傘ブランドを展開する株式会社ワールドパーティーは、コロナ禍で売り上げが大きく落ち込んだものの、立ち止まらずにいくつもの施策を打ち出したことで、売り上げがV字回復に。「事業拡大には大規模投資に加え、広報PR活動がなくてはならない要素」と語る通り、同社の広報RP戦略は非常に優れています。プレスリリースを配信すれば多くのメディアが注目し、SNSでは拡散されヒットにつながるなど、事業拡大と広報PRが密接につながった事例です。

事例3.奥伊吹観光株式会社

関西最大級のスキー場「グランスノー奥伊吹」を運営する奥伊吹観光株式会社は、スキー人口が減少するなか、2季連続で入場者数25万人超を実現している注目の企業です。

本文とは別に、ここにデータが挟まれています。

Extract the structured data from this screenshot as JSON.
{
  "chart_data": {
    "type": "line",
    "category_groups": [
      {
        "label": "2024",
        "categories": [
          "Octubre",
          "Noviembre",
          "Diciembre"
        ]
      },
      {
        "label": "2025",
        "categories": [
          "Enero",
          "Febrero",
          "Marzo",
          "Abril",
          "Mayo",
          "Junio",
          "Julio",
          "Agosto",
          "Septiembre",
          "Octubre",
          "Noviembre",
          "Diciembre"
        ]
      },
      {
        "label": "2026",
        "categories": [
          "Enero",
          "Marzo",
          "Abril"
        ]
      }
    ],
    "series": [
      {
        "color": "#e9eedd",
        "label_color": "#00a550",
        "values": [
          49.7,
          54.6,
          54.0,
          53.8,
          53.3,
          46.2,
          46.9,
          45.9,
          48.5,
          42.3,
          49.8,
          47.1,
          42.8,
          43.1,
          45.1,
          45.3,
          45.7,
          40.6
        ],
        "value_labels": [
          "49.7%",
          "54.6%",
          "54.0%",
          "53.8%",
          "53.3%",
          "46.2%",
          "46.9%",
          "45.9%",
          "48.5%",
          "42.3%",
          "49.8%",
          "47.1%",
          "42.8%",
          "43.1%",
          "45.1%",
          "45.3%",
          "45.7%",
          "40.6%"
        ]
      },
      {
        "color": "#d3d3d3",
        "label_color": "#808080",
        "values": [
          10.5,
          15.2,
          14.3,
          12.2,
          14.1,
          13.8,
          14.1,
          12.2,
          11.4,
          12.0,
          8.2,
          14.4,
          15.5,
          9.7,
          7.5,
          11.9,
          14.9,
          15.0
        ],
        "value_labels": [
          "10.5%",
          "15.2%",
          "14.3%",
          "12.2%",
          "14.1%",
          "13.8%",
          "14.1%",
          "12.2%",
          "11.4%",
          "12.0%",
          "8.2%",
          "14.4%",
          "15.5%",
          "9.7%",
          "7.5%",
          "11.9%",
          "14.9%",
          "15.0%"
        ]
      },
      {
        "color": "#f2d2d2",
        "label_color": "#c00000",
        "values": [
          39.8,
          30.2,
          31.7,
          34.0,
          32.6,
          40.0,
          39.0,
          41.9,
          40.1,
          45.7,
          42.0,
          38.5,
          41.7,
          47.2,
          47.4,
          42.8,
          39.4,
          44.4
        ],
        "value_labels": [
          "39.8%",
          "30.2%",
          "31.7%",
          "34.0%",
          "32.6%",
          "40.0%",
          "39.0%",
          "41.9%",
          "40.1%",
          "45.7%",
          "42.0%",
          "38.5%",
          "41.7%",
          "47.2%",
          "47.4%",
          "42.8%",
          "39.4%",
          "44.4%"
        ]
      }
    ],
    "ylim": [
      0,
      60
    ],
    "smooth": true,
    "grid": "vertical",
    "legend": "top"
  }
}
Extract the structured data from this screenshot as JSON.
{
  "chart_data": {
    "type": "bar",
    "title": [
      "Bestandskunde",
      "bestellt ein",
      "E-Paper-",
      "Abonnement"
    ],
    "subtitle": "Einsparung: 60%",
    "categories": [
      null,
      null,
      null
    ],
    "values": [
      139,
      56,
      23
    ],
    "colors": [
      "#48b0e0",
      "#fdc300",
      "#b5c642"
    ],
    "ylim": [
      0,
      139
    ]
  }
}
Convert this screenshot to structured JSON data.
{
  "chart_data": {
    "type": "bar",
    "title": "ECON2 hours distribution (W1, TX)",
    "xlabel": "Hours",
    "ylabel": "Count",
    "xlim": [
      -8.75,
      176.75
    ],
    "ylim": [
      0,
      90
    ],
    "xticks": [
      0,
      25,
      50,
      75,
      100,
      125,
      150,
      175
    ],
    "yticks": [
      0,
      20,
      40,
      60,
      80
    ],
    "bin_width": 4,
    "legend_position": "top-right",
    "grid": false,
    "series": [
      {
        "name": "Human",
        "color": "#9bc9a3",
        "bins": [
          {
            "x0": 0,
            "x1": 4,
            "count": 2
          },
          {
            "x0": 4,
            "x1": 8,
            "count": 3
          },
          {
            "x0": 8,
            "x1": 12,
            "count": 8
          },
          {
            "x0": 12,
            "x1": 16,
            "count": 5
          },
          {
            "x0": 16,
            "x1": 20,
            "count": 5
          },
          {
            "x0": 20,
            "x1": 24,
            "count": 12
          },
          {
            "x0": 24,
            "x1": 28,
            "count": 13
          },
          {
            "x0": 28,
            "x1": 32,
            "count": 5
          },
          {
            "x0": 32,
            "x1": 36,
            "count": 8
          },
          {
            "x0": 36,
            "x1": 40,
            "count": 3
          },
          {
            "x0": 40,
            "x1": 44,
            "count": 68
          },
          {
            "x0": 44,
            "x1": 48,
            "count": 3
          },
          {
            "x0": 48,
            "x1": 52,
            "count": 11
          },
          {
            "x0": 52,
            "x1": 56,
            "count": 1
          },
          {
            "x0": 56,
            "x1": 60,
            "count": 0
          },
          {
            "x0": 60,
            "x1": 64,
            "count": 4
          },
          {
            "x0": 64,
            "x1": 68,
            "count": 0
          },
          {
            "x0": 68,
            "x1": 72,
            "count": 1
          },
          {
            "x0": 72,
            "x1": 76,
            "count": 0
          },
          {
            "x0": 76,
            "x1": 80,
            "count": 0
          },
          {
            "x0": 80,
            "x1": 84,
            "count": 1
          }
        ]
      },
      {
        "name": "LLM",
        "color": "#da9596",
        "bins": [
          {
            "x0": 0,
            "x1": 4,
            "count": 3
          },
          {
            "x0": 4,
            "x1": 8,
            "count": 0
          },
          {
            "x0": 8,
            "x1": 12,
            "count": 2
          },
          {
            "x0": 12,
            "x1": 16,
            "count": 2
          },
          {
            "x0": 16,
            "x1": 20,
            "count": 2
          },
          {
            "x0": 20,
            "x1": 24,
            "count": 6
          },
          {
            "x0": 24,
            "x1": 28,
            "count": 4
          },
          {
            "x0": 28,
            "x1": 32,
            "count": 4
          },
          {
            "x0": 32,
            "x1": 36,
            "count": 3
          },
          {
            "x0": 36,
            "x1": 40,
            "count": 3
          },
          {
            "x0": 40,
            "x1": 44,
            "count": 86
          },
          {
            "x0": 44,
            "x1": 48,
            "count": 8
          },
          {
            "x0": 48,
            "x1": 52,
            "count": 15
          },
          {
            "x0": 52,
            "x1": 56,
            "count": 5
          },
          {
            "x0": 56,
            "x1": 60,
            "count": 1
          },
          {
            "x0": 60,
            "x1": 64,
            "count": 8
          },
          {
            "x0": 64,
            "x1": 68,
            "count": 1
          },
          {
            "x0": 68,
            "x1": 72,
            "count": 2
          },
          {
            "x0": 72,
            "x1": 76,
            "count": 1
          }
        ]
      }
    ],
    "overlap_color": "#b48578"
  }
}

積極的なスキー場への設備投資や、雪のない時期にはゲレンデの土地を活用したイベントの開催、グリーンシーズンに遊べるレジャー施設を運営するなど、事業拡大につながる施策を次々に展開してきました。4季連続で売上高を更新し、発表したプレスリリースは必ず話題になっています。

事例4.有限会社稲垣塗装所

静岡県で仏壇再生工房を営む有限会社稲垣塗装所は、「先祖の供養」というセンシティブで話題にしにくい問題に真摯に向き合い、新たな選択肢として、手のひらサイズの小さな仏壇「結壇」を発売。既存の仏壇をコンパクトなサイズにリノベーションするという革新的なサービスが大ヒットにつながり、事業拡大に成功しました。注目されたきっかけはプレスリリースの配信で、「とにかくメディアに取り上げてほしかった」という思いから、メディアの興味を引くフックとなる言葉を意識的に使い、成果に結びついた事例です。

事例5.株式会社古窯ホールディングス

山形県で創業70年超の老舗旅館を経営する株式会社古窯ホールディングスは、ホールディングス体制へ移行してから、グランピングやスイーツ専門店などの新規事業を毎年のように立ち上げ、事業領域を拡大しています。注目すべきはインナーブランディングで、事業拡大の理解を得るために社員研修を実施。その過程で広報PRの重要性に気づき、社内外への情報発信を強化しています。事業拡大における体制強化について、参考になる事例です。

まとめ:事業拡大で持続可能な成長を実現しよう

事業拡大は企業の成長を促進し、市場シェアを拡大するための戦略的な取り組みです。新市場への進出や新商品・新サービスの開発、M&Aなど、さまざまな方法があるなかで、自社に合った適切な方法を選ぶのが成否のポイントになります。また、事業拡大を成功させるためには、紹介した5つのステップに沿って実行することが重要です。長期的な視点でPDCAを回し、持続的な成長を目指しましょう。

もちろん事業拡大にはリスクも伴いますが、適切な計画と広報PR戦略を活用することで、成功の可能性を高めることができます。本記事で紹介した事例も参考に、自社の事業拡大の戦略を検討してみてください。